For the $M$ points, after the split they will take on values $\{ \hat{y_1}, \dots, \hat{y_M} \}$, each of which will be one of two possible values: $w$ or $z$. We'll say that $\hat{y_i} = w$ if $x_i < \lambda$, and $\hat{y}_i = z$ otherwise. Thus $x = \lambda$ is the splitting point.

Suppose you are trying to minimize some loss function, $L(\textbf{y}, \hat{\textbf{y}}) = \sum_i l(y_i, \hat{y_i}).$ This may be the sum of squared error, the cross-entropy, or something else depending on whether you're doing regression, classification, etc. For example, if your loss function is the sum of square error (assuming you're doing regression), the post-branch value of your loss function for all $M$ values in the current branch is:

$$ L = \sum_{x_i < \lambda} \left ( y_i - w \right)^2 + \sum_{x_i \ge \lambda} \left(y_i - z \right)^2. $$ The goal is to minimize this with repsect to $\lambda$, $w$, and $z$ simultaneously.

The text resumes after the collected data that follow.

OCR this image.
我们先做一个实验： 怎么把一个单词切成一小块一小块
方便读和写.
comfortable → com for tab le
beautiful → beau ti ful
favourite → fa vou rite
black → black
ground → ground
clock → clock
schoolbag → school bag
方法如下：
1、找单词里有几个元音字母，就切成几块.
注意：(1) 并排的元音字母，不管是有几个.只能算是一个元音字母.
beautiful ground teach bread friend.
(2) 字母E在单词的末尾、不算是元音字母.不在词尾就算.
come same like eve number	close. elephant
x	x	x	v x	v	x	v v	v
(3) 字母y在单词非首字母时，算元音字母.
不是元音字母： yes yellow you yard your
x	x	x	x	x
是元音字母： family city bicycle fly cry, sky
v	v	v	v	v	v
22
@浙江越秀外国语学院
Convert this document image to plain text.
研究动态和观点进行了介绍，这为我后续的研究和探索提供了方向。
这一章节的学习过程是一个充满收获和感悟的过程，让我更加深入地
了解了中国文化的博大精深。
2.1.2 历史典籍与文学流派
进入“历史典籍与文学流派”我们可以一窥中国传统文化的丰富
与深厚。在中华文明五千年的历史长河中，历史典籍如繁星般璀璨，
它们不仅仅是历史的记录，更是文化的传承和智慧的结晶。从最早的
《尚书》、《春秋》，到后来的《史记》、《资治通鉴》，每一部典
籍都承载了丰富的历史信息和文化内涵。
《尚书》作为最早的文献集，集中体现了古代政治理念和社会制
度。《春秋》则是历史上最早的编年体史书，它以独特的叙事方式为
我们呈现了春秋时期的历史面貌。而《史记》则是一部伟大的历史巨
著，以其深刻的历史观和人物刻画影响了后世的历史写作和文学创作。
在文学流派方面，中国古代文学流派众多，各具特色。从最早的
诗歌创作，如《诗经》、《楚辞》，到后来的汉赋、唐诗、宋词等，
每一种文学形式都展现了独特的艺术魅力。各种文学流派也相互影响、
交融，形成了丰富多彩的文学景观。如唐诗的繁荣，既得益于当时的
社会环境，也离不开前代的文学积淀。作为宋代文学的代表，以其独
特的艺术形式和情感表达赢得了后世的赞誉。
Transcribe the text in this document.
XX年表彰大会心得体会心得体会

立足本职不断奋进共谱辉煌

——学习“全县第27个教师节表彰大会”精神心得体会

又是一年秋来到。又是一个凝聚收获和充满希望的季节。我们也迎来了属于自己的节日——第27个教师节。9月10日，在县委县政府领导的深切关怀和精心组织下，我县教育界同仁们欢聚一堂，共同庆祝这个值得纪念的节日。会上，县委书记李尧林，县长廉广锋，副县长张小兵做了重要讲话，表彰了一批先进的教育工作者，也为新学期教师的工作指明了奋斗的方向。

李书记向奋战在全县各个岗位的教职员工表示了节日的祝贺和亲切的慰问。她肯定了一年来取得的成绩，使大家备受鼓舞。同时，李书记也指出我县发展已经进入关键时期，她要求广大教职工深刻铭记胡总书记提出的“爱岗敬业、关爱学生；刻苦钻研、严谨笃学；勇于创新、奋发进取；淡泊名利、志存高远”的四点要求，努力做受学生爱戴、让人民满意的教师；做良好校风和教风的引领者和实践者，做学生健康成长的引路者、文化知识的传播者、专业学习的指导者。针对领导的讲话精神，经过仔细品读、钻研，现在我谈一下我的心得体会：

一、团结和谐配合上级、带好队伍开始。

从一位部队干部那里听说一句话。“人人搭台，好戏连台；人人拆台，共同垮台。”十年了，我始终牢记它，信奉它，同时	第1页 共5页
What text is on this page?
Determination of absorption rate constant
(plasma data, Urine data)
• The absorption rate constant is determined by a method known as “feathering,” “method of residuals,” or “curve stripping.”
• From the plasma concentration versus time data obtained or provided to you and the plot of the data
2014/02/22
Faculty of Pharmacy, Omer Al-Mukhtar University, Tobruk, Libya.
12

It's not easy to see how to minimize this right off the bat, because it's a discontinuous function with respect to $\lambda$ (changing it changes which $x$'s are in each region). For a given $w$ and $z$, $L$ is a piecewise flat function of $\lambda$. That is, if there are no values in the observation set between $x_k$ and $x_l$, then $L$ is a constant in $[x_k, x_l).$ Thus, for convenience, $\lambda$ can be taken to be any one of points in the observed values $\{x_1, \dots, x_M \},$ because any slight shift in $\lambda$ that doesn't change the region distribution of the $x$'s will not change $L$. It's easy to see that, for a given value of $\lambda$, the optimal values of $w$ and $z$ are the means of the $y$ values in each respective region. Thus, to optimize $w, z, \lambda$, we can simply run $\lambda$ through all values in $\{x_1, \dots, x_M\}$, assigning $w$ and $z$ to the appropriate means in each case, and evaluate $L$. We choose the values that minimizes $L.$

This tells you how to find a branching point for a given feature $x$. However, at each branch, you want to minimize not only the branching point and values of each branch, but the variable that you want to branch. Since the minimization for each variable is a quick process, it suffices to do the minimization for all variables (or all of them in the subset being considered, if you're subsampling the columns to avoid overfitting), then pick the one that gives the best minimization (biggest decrease in loss function).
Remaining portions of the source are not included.